3. Die Entscheidung des LG hält der rechtlichen Nachprüfung stand (§ 27 I FGG, 546 ZPO).
a) Zutreffend geht das LG davon aus, dass zwei mit dem gleichen Datum versehene Testamente als gleichzeitig errichtet anzusehen sind, wenn nicht geklärt werden kann, welches Testament später errichtet wurde (vgl. Soergel/Mayer, BGB, 13. Aufl., § 2258 Rdnr. 12; Staudinger/Baumann, BGB, 2003, § 2258 Rdnr. 16). Die Feststellung, zu welchem Zeitpunkt ein Testament errichtet wurde, ist im wesentlichen tatsächlicher Natur. Der Senat kann die Feststellungen des LG nur daraufhin überprüfen, ob das LG den maßgeblichen Sachverhalt ausreichend erforscht (§ 12 FGG, § 2358 I BGB) hat, ob die Vorschriften über die Beweisaufnahme (§ 15 FGG) verletzt wurden und ob die Beweiswürdigung im Verfahren der weiteren Beschwerde zu berücksichtigende Fehler aufweist. Die Beweiswürdigung kann nur daraufhin überprüft werden, ob das LG bei der Erörterung des Beweisstoffs alle wesentlichen Umstände berücksichtigt (§ 25 FGG) und hierbei nicht gegen gesetzliche Beweisregeln oder die Denkgesetze und feststehende Erfahrungssätze verstoßen hat, ferner ob es die Beweisanforderungen zu hoch oder zu niedrig angesetzt hat (st. Rspr., vgl. BayObLGZ 1995, 383 [388] = NJW-RR 1996, 457 m.w. Nachw.).

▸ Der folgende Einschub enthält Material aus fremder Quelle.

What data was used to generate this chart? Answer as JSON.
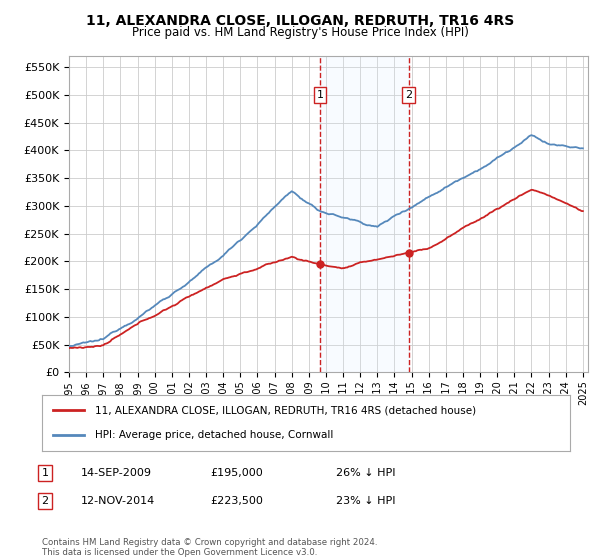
{
  "title": "11, ALEXANDRA CLOSE, ILLOGAN, REDRUTH, TR16 4RS",
  "subtitle": "Price paid vs. HM Land Registry's House Price Index (HPI)",
  "ylim": [
    0,
    570000
  ],
  "yticks": [
    0,
    50000,
    100000,
    150000,
    200000,
    250000,
    300000,
    350000,
    400000,
    450000,
    500000,
    550000
  ],
  "ytick_labels": [
    "£0",
    "£50K",
    "£100K",
    "£150K",
    "£200K",
    "£250K",
    "£300K",
    "£350K",
    "£400K",
    "£450K",
    "£500K",
    "£550K"
  ],
  "hpi_color": "#5588bb",
  "price_color": "#cc2222",
  "marker1_price": 195000,
  "marker2_price": 223500,
  "marker1_date": "14-SEP-2009",
  "marker2_date": "12-NOV-2014",
  "marker1_pct": "26% ↓ HPI",
  "marker2_pct": "23% ↓ HPI",
  "legend_label1": "11, ALEXANDRA CLOSE, ILLOGAN, REDRUTH, TR16 4RS (detached house)",
  "legend_label2": "HPI: Average price, detached house, Cornwall",
  "footnote": "Contains HM Land Registry data © Crown copyright and database right 2024.\nThis data is licensed under the Open Government Licence v3.0.",
  "background_color": "#ffffff",
  "grid_color": "#cccccc",
  "shade_color": "#ddeeff"
}
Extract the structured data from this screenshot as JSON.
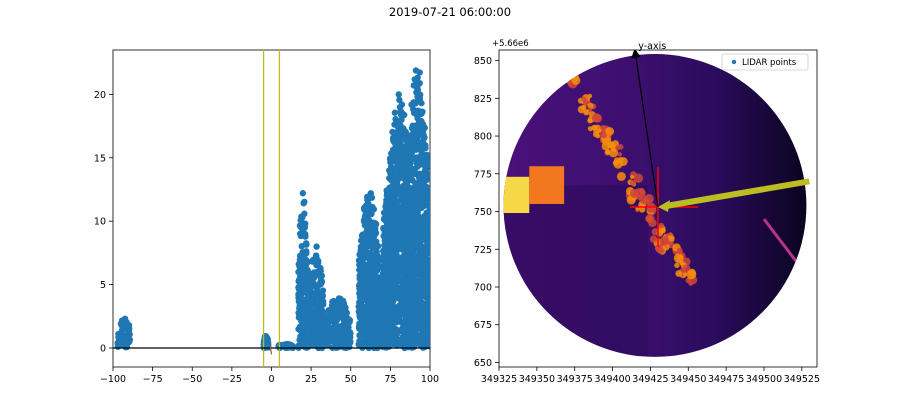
{
  "figure_title": "2019-07-21 06:00:00",
  "chart_data": [
    {
      "type": "scatter",
      "title": "",
      "xlabel": "",
      "ylabel": "",
      "xlim": [
        -100,
        100
      ],
      "ylim": [
        -1.5,
        23.5
      ],
      "xticks": [
        -100,
        -75,
        -50,
        -25,
        0,
        25,
        50,
        75,
        100
      ],
      "yticks": [
        0,
        5,
        10,
        15,
        20
      ],
      "marker_color": "#1f77b4",
      "vlines": {
        "x": [
          -5,
          5
        ],
        "color": "#bcbd22"
      },
      "hline": {
        "y": 0,
        "color": "#000000"
      },
      "small_segment": {
        "x": [
          -1,
          0
        ],
        "y": [
          0.3,
          -0.5
        ],
        "color": "#8c564b"
      },
      "clusters": [
        {
          "x": [
            -97,
            -89
          ],
          "ymin": 0,
          "ymax": 2.6
        },
        {
          "x": [
            -5,
            -2
          ],
          "ymin": 0,
          "ymax": 1.0
        },
        {
          "x": [
            4,
            14
          ],
          "ymin": 0,
          "ymax": 0.4
        },
        {
          "x": [
            17,
            23
          ],
          "ymin": 0,
          "ymax": 12.8
        },
        {
          "x": [
            23,
            33
          ],
          "ymin": 0,
          "ymax": 8.3
        },
        {
          "x": [
            33,
            50
          ],
          "ymin": 0,
          "ymax": 4.2
        },
        {
          "x": [
            55,
            68
          ],
          "ymin": 0,
          "ymax": 13.1
        },
        {
          "x": [
            60,
            72
          ],
          "ymin": 0,
          "ymax": 6.0
        },
        {
          "x": [
            70,
            76
          ],
          "ymin": 0,
          "ymax": 14.3
        },
        {
          "x": [
            72,
            90
          ],
          "ymin": 0,
          "ymax": 21.0
        },
        {
          "x": [
            84,
            100
          ],
          "ymin": 0,
          "ymax": 22.5
        }
      ]
    },
    {
      "type": "heatmap",
      "title": "",
      "xlim": [
        349325,
        349535
      ],
      "ylim": [
        647,
        857
      ],
      "xticks": [
        349325,
        349350,
        349375,
        349400,
        349425,
        349450,
        349475,
        349500,
        349525
      ],
      "yticks": [
        650,
        675,
        700,
        725,
        750,
        775,
        800,
        825,
        850
      ],
      "y_offset_label": "+5.66e6",
      "legend": {
        "placement": "top-right",
        "entries": [
          "LIDAR points"
        ]
      },
      "annotation": "y-axis",
      "disc": {
        "center": [
          349428,
          754
        ],
        "radius": 100
      },
      "center_marker": {
        "x": 349430,
        "y": 753,
        "color": "#ff0000"
      },
      "heading_arrow": {
        "from": [
          349530,
          770
        ],
        "to": [
          349430,
          753
        ],
        "color": "#bcbd22"
      },
      "y_axis_arrow": {
        "from": [
          349430,
          753
        ],
        "to": [
          349415,
          855
        ],
        "color": "#000000"
      }
    }
  ]
}
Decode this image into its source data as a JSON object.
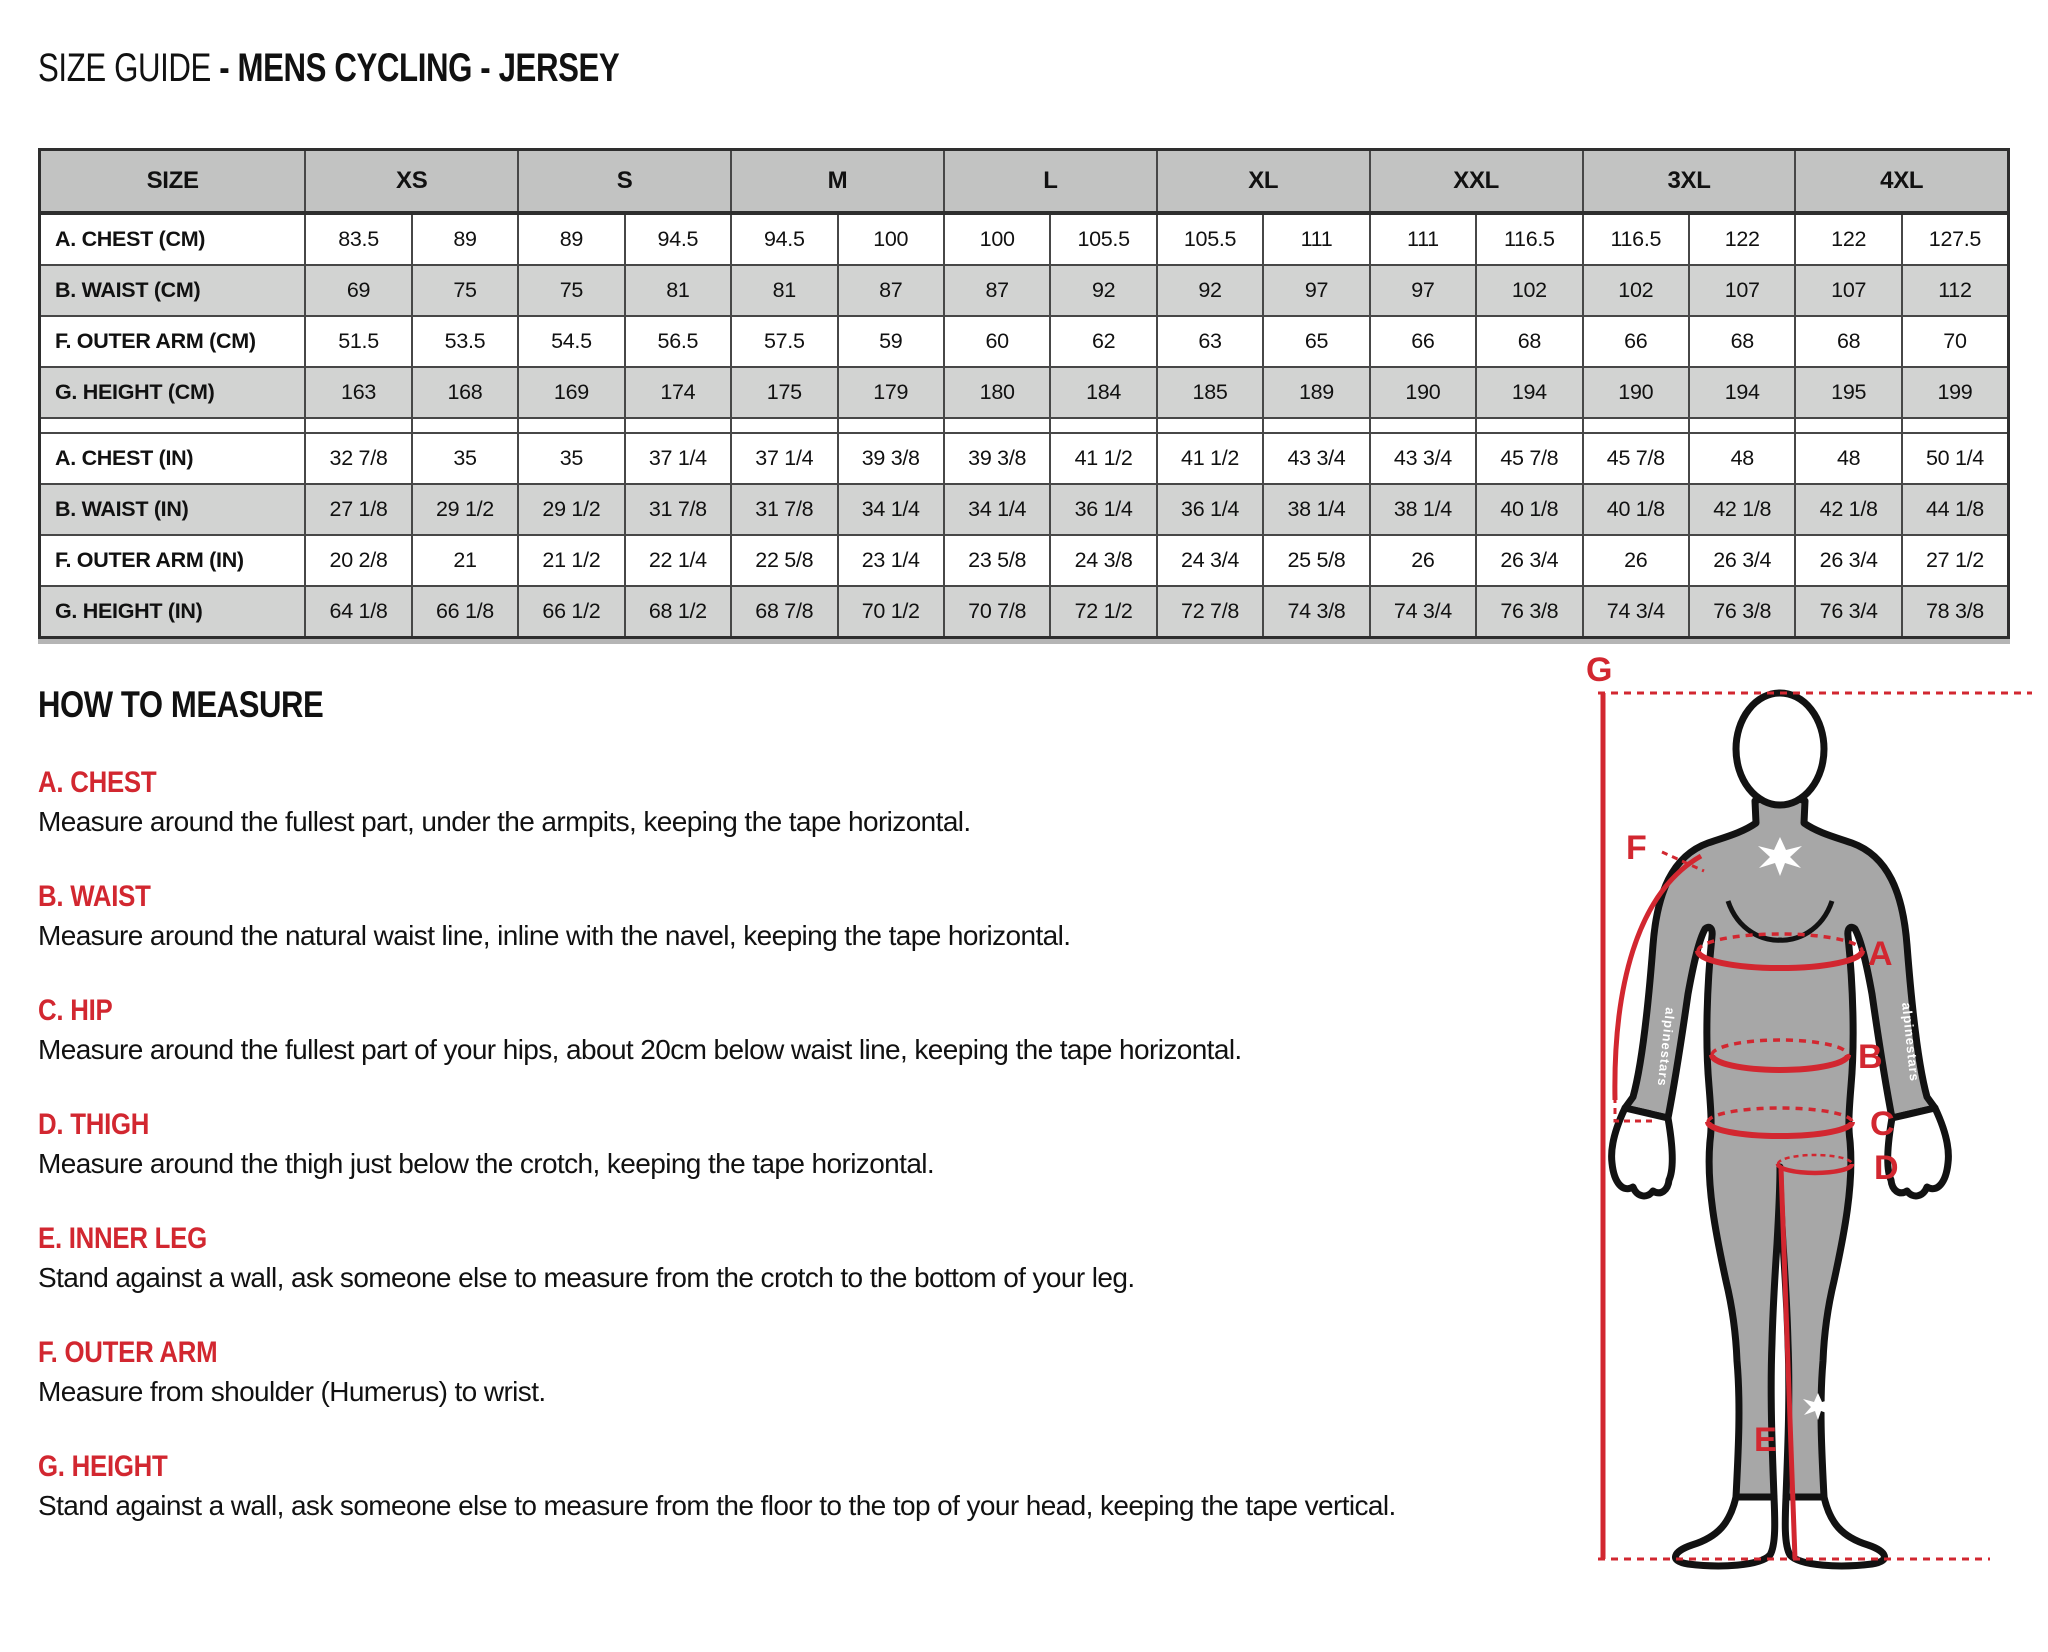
{
  "title": {
    "prefix": "SIZE GUIDE ",
    "suffix": "- MENS CYCLING - JERSEY"
  },
  "table": {
    "corner_label": "SIZE",
    "sizes": [
      "XS",
      "S",
      "M",
      "L",
      "XL",
      "XXL",
      "3XL",
      "4XL"
    ],
    "row_groups": [
      {
        "unit": "cm",
        "rows": [
          {
            "label": "A. CHEST (CM)",
            "values": [
              "83.5",
              "89",
              "89",
              "94.5",
              "94.5",
              "100",
              "100",
              "105.5",
              "105.5",
              "111",
              "111",
              "116.5",
              "116.5",
              "122",
              "122",
              "127.5"
            ]
          },
          {
            "label": "B. WAIST (CM)",
            "values": [
              "69",
              "75",
              "75",
              "81",
              "81",
              "87",
              "87",
              "92",
              "92",
              "97",
              "97",
              "102",
              "102",
              "107",
              "107",
              "112"
            ]
          },
          {
            "label": "F. OUTER ARM (CM)",
            "values": [
              "51.5",
              "53.5",
              "54.5",
              "56.5",
              "57.5",
              "59",
              "60",
              "62",
              "63",
              "65",
              "66",
              "68",
              "66",
              "68",
              "68",
              "70"
            ]
          },
          {
            "label": "G. HEIGHT (CM)",
            "values": [
              "163",
              "168",
              "169",
              "174",
              "175",
              "179",
              "180",
              "184",
              "185",
              "189",
              "190",
              "194",
              "190",
              "194",
              "195",
              "199"
            ]
          }
        ]
      },
      {
        "unit": "in",
        "rows": [
          {
            "label": "A. CHEST (IN)",
            "values": [
              "32 7/8",
              "35",
              "35",
              "37 1/4",
              "37 1/4",
              "39 3/8",
              "39 3/8",
              "41 1/2",
              "41 1/2",
              "43 3/4",
              "43 3/4",
              "45 7/8",
              "45 7/8",
              "48",
              "48",
              "50 1/4"
            ]
          },
          {
            "label": "B. WAIST (IN)",
            "values": [
              "27 1/8",
              "29 1/2",
              "29 1/2",
              "31 7/8",
              "31 7/8",
              "34 1/4",
              "34 1/4",
              "36 1/4",
              "36 1/4",
              "38 1/4",
              "38 1/4",
              "40 1/8",
              "40 1/8",
              "42 1/8",
              "42 1/8",
              "44 1/8"
            ]
          },
          {
            "label": "F. OUTER ARM (IN)",
            "values": [
              "20 2/8",
              "21",
              "21 1/2",
              "22 1/4",
              "22 5/8",
              "23 1/4",
              "23 5/8",
              "24 3/8",
              "24 3/4",
              "25 5/8",
              "26",
              "26 3/4",
              "26",
              "26 3/4",
              "26 3/4",
              "27 1/2"
            ]
          },
          {
            "label": "G. HEIGHT (IN)",
            "values": [
              "64 1/8",
              "66 1/8",
              "66 1/2",
              "68 1/2",
              "68 7/8",
              "70 1/2",
              "70 7/8",
              "72 1/2",
              "72 7/8",
              "74 3/8",
              "74 3/4",
              "76 3/8",
              "74 3/4",
              "76 3/8",
              "76 3/4",
              "78 3/8"
            ]
          }
        ]
      }
    ]
  },
  "how_to_measure": {
    "heading": "HOW TO MEASURE",
    "sections": [
      {
        "label": "A. CHEST",
        "text": "Measure around the fullest part, under the armpits, keeping the tape horizontal."
      },
      {
        "label": "B. WAIST",
        "text": "Measure around the natural waist line, inline with the navel, keeping the tape horizontal."
      },
      {
        "label": "C. HIP",
        "text": "Measure around the fullest part of your hips, about 20cm below waist line, keeping the tape horizontal."
      },
      {
        "label": "D. THIGH",
        "text": "Measure around the thigh just below the crotch, keeping the tape horizontal."
      },
      {
        "label": "E. INNER LEG",
        "text": "Stand against a wall, ask someone else to measure from the crotch to the bottom of your leg."
      },
      {
        "label": "F. OUTER ARM",
        "text": "Measure from shoulder (Humerus) to wrist."
      },
      {
        "label": "G. HEIGHT",
        "text": "Stand against a wall, ask someone else to measure from the floor to the top of your head, keeping the tape vertical."
      }
    ]
  },
  "diagram": {
    "label_g": "G",
    "label_f": "F",
    "label_a": "A",
    "label_b": "B",
    "label_c": "C",
    "label_d": "D",
    "label_e": "E",
    "brand_text": "alpinestars"
  },
  "colors": {
    "accent_red": "#d22730",
    "table_header_gray": "#c2c3c2",
    "table_row_gray": "#d2d3d2",
    "figure_gray": "#a7a7a7"
  }
}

b) Die vom LG nach der von ihm durchgeführten Beweisaufnahme getroffene Feststellung, der Zeitpunkt der Errichtung des den Bet. zu 5 begünstigenden Testaments könne nicht festgestellt werden, ist aus Rechtsgründen nicht zu beanstanden. Das LG hat den Sachverhalt ausreichend erforscht, seine Beweiswürdigung begegnet keinen rechtlichen Bedenken. Der Bet. zu 5 wendet sich mit der weiteren Beschwerde vor allem gegen die Beurteilung seiner persönlichen Glaubwürdigkeit und der seiner Lebensgefährtin durch das LG. Damit kann er im Rechtsbeschwerdeverfahren keinen Erfolg haben. Die Beurteilung der persönlichen Glaubwürdigkeit von Zeugen und Bet. sowie der Glaubhaftigkeit von deren Sachdarstellung obliegt dem Gericht der Tatsacheninstanz und ist im Rechtsbeschwerdeverfahren grundsätzlich nicht nachprüfbar (st. Rspr., vgl. BayObLG, NJWE-FER 1998, 109 = FamRZ 1998, 1469 [1417]; Keidel/Meyer-Holz, § 27 FGG Rdnr. 43). Insbesondere ist nicht zu beanstanden, dass das LG aus den Widersprüchen zwischen den Angaben des Bet. zu 5 und den Angaben der behandelnden Ärzte zum Zustand des Erblassers am 2. 10. 1999 Rückschlüsse auf sein Aussageverhalten insgesamt - auch zu den Angaben zum Zeitpunkt der Testamentserrichtung - gezogen und diese als nicht verlässlich eingestuft hat. Das LG hätte diese Einschätzung zusätzlich auch darauf stützen können, dass der Bet. zu 5 das in seinem Besitz befindliche Testament gegenüber dem Nachlassgericht erst am 3. 3. 2000 erwähnt und vorgelegt hat, obwohl er ausweislich des Vermerks der zuständigen Rechtspflegerin vom 16. 4. 2000 von ihr bereits am 29. 2. 2000 telefonisch über den Erbscheinsantrag der Bet. zu 1 und das Testament zu deren Gunsten unterrichtet worden war.
c) Zu Recht hat das LG deshalb beide Testamente als gleichzeitig errichtet angesehen mit der Folge, dass sie sich wegen der inhaltlich widersprüchlichen Anordnungen aufheben (vgl. BayObLG, FamRZ 1991, 237 [238]). Auf die Frage der Testierfähigkeit des Erblassers kommt es deshalb nicht an. Der auf Grund gesetzlicher Erbfolge erteilte Erbschein entspricht der Erbrechtslage.